The kinetic energy of spring element dy per unit area is written as,
(K.E)_s = \frac{1}{2}(\rho dy)(\dot{x}\frac{y}{l})^2 ............................. (i)

And, the kinetic energy of the mass m,

(K.E)_m = \frac{1}{2}\ m\ {\dot{x}}^2 ................................... (ii)

Hence, for the interval y = 0 to y = l, Total kinetic energy of the spring mass system,

T. K. E = (K.E)_m + (K.E)_s

=  \frac{1}{2}m{\dot{x}}^2+\frac{1}{2l^2}\rho{\dot{x}}^2 \int_{0}^{l}{y^2dy}

=\frac{1}{2}m{\dot{x}}^2+\frac{1}{2l^2}\ \rho{\dot{x}}^2 [\frac{y^3}{3}\right]_0^l

= \frac{1}{2}m{\dot{x}}^2+\frac{1}{2l^2}\rho{\dot{x}}^2 \frac{l^3}{3}

= \frac{1}{2}m{\dot{x}}^2+\frac{1}{6}\ \rho{\dot{x}}^2 l

=\frac{1}{2} (m+\frac{\rho l}{3}){\dot{x}}^2

Therefore,

T.K.E = \frac{1}{2} (m+\frac{\rho l}{3}){\dot{x}}^2  .................................... (iii)

The potential energy of spring element dy is written as,

(P.E)_s = \frac{1}{2} kx^2

The potential energy of the mass,

(P.E)_m = mg \times 0=0

Therefore, Total Potential Energy of the system written as,

T.P.E = (P.E)_s+(P.E)_m=\frac{1}{2}kx^2 ............................... (iv)

Hence, Total Energy = Total Potential Energy + Total Kinetic Energy

E_(Total)=\frac{1}{2}kx^2+\frac{1}{2} (m+\frac{\rho l}{3}){\dot{x}}^2 ............................. (v)

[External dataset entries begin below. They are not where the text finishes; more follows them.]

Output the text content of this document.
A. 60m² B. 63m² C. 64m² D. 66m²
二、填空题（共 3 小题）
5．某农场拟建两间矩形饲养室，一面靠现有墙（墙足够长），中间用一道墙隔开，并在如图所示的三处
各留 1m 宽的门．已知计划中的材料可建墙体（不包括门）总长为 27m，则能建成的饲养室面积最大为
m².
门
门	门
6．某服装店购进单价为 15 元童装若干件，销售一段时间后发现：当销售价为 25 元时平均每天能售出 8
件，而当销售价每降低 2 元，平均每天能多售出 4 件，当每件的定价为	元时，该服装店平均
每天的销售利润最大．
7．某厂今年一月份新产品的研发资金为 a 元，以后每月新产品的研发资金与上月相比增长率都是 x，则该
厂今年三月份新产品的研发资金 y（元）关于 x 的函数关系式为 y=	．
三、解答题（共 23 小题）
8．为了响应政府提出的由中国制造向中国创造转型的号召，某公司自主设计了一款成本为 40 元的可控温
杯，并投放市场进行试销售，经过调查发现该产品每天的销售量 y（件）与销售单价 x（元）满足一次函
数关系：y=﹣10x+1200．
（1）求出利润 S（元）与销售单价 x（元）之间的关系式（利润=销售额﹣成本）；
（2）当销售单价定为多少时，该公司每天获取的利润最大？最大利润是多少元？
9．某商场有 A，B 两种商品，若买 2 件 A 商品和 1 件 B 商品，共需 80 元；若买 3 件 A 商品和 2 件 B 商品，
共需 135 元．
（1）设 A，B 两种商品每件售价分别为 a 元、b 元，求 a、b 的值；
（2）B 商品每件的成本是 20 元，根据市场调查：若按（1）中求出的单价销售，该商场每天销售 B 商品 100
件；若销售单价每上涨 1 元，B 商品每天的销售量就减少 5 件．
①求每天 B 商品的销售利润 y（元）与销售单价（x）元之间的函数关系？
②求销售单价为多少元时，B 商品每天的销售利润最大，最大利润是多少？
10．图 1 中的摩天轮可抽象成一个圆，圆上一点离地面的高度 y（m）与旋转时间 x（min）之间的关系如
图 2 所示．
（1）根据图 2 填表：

The total energy of the system is constant. Therefore,

E_{Total} = Constant

\Rightarrow \frac{1}{2}kx^2+\frac{1}{2}(m+\frac{\rho l}{3}\right){\dot{x}}^2=Constant.
\Rightarrow \frac{d}{dt} [\frac{1}{2}kx^2+\frac{1}{2} (m+\frac{\rho l}{3} ){\dot{x}}^2 ] = 0
\Rightarrow kx+ (m+\frac{\rho l}{3})\ddot{x} = 0
\Rightarrow (m+\frac{\rho l}{3} )\ddot{x}+kx = 0 ............................... (vi)

This is the differential equation of motion of the spring mass system.

If the motion is simple harmonic, then let, the solution of this second order differential equation is,
x=A \sin{\omega_n t}

Where,
\omega_n = natural frequency
A = Maximum displacement of the mass

Therefore,

\Rightarrow (m+\frac{\rho l}{3} ) (\omega_n )^2A\sin{\omega_n t}+k\ A\sin{\omega_n t} = 0

\Rightarrow (m+\frac{\rho l}{3} ) (\omega_n)^2+k = 0

\Rightarrow (\omega_n )^2 = \frac{k}{m+\frac{\rho l}{3}}

\therefore\omega_n = \sqrt{\frac{k}{m+\frac{\rho l}{3}}} ............................................ (vii)

The natural frequency, \omega_n = \sqrt{\frac{k}{m+\frac{\rho l}{3}}}

Hence, we can conclude if the mass m is increased the natural frequency can be decreased.